Ma ci possiamo permettere questa progressiva marginalizzazione?

La risposta è certamente no. Purtroppo il nostro Governo, ma anche le opposizioni, sono comprensibilmente focalizzati sulla crisi sanitaria, e non c’è un briciolo di attenzione per le vicende ai nostri confini che rischiano di creare danni consistenti, se non irreparabili, al nostro futuro”.

Il segretario generale delle Nazioni Unite, Antonio Guterres,  ha ribadito a più riprese che per porre fine al caos in Libia non esistono soluzioni militari. E’ proprio così?
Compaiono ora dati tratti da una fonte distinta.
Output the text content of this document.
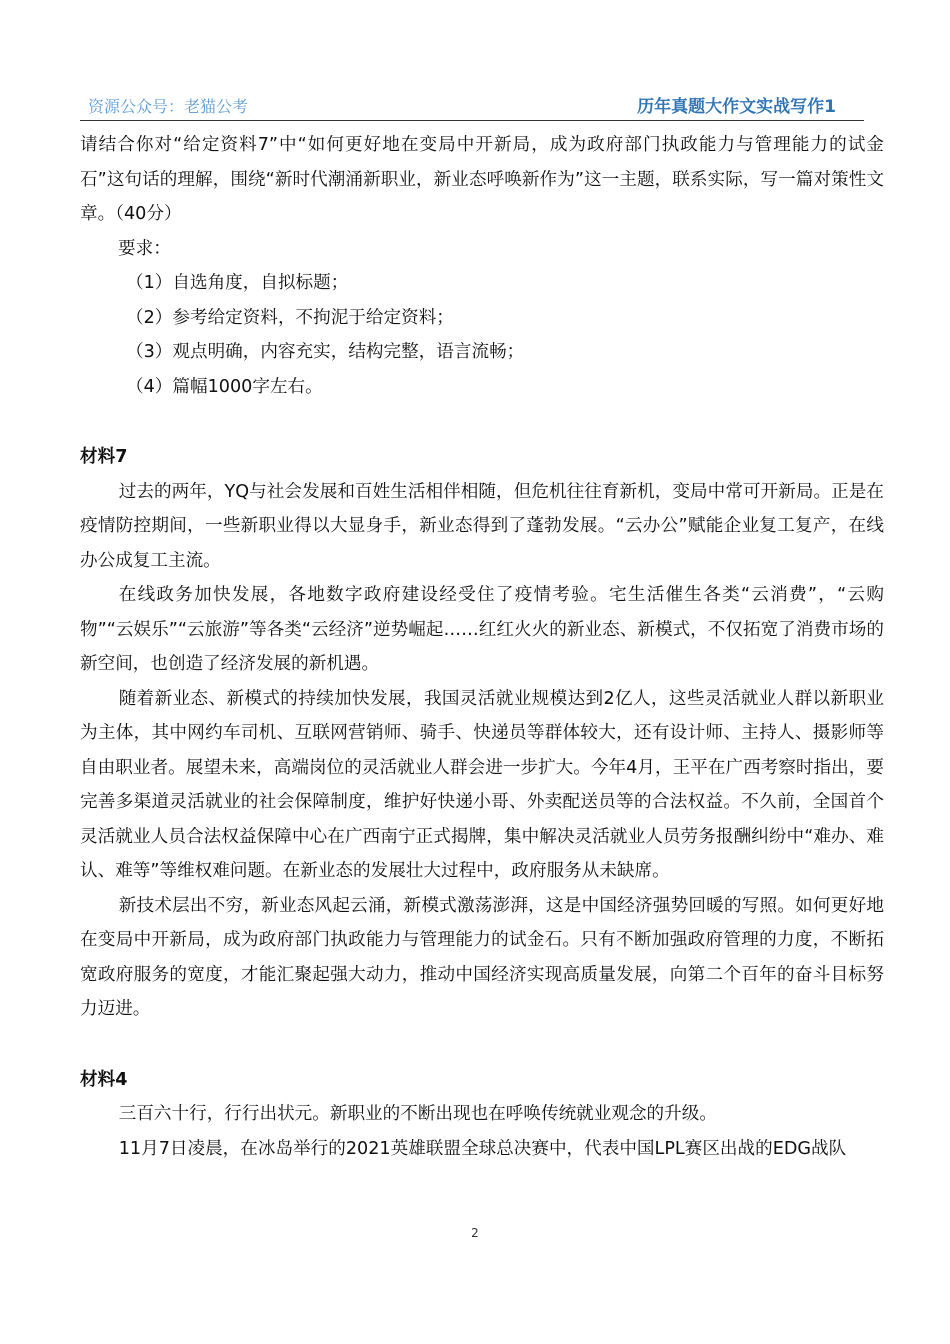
资源公众号：老猫公考	历年真题大作文实战写作1

请结合你对“给定资料7”中“如何更好地在变局中开新局，成为政府部门执政能力与管理能力的试金石”这句话的理解，围绕“新时代潮涌新职业，新业态呼唤新作为”这一主题，联系实际，写一篇对策性文章。（40分）

要求：

（1）自选角度，自拟标题；
（2）参考给定资料，不拘泥于给定资料；
（3）观点明确，内容充实，结构完整，语言流畅；
（4）篇幅1000字左右。

材料7

过去的两年，YQ与社会发展和百姓生活相伴相随，但危机往往育新机，变局中常可开新局。正是在疫情防控期间，一些新职业得以大显身手，新业态得到了蓬勃发展。“云办公”赋能企业复工复产，在线办公成复工主流。

在线政务加快发展，各地数字政府建设经受住了疫情考验。宅生活催生各类“云消费”，“云购物”“云娱乐”“云旅游”等各类“云经济”逆势崛起……红红火火的新业态、新模式，不仅拓宽了消费市场的新空间，也创造了经济发展的新机遇。

随着新业态、新模式的持续加快发展，我国灵活就业规模达到2亿人，这些灵活就业人群以新职业为主体，其中网约车司机、互联网营销师、骑手、快递员等群体较大，还有设计师、主持人、摄影师等自由职业者。展望未来，高端岗位的灵活就业人群会进一步扩大。今年4月，王平在广西考察时指出，要完善多渠道灵活就业的社会保障制度，维护好快递小哥、外卖配送员等的合法权益。不久前，全国首个灵活就业人员合法权益保障中心在广西南宁正式揭牌，集中解决灵活就业人员劳务报酬纠纷中“难办、难认、难等”等维权难问题。在新业态的发展壮大过程中，政府服务从未缺席。

新技术层出不穷，新业态风起云涌，新模式激荡澎湃，这是中国经济强势回暖的写照。如何更好地在变局中开新局，成为政府部门执政能力与管理能力的试金石。只有不断加强政府管理的力度，不断拓宽政府服务的宽度，才能汇聚起强大动力，推动中国经济实现高质量发展，向第二个百年的奋斗目标努力迈进。

材料4

三百六十行，行行出状元。新职业的不断出现也在呼唤传统就业观念的升级。

11月7日凌晨，在冰岛举行的2021英雄联盟全球总决赛中，代表中国LPL赛区出战的EDG战队

2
“Esorcizzare l’opzione militare rientra nella filosofia delle Nazioni Unite. D’altro canto, nessun Paese ha le capacità (e la volontà politica) di imporre una soluzione politica stabile con l’uso della forza militare, neanche Ankara e Mosca, che pure sono i due player centrali in questa partita. La Libia è un territorio vastissimo, scarsamente popolato (poco più di 6 milioni di abitanti) con una straordinaria frammentazione sociale e politica (tribù, municipalità, confraternite) in cui la miriade di milizie dispone di grandi quantità di armamenti. In questo contesto , un’operazione militare che non si limiti all’utilizzo (pressoché simbolico) di forze speciali, richiederebbe un numero così elevato di boots on the ground da mantenere in loco per tempi lunghissimi. Non se lo può permettere nessuno. Di certo, non noi”.

La Libia non avrà pace?

“Un giorno, spero di sì. Ma questo giorno, purtroppo, non sembra vicino”.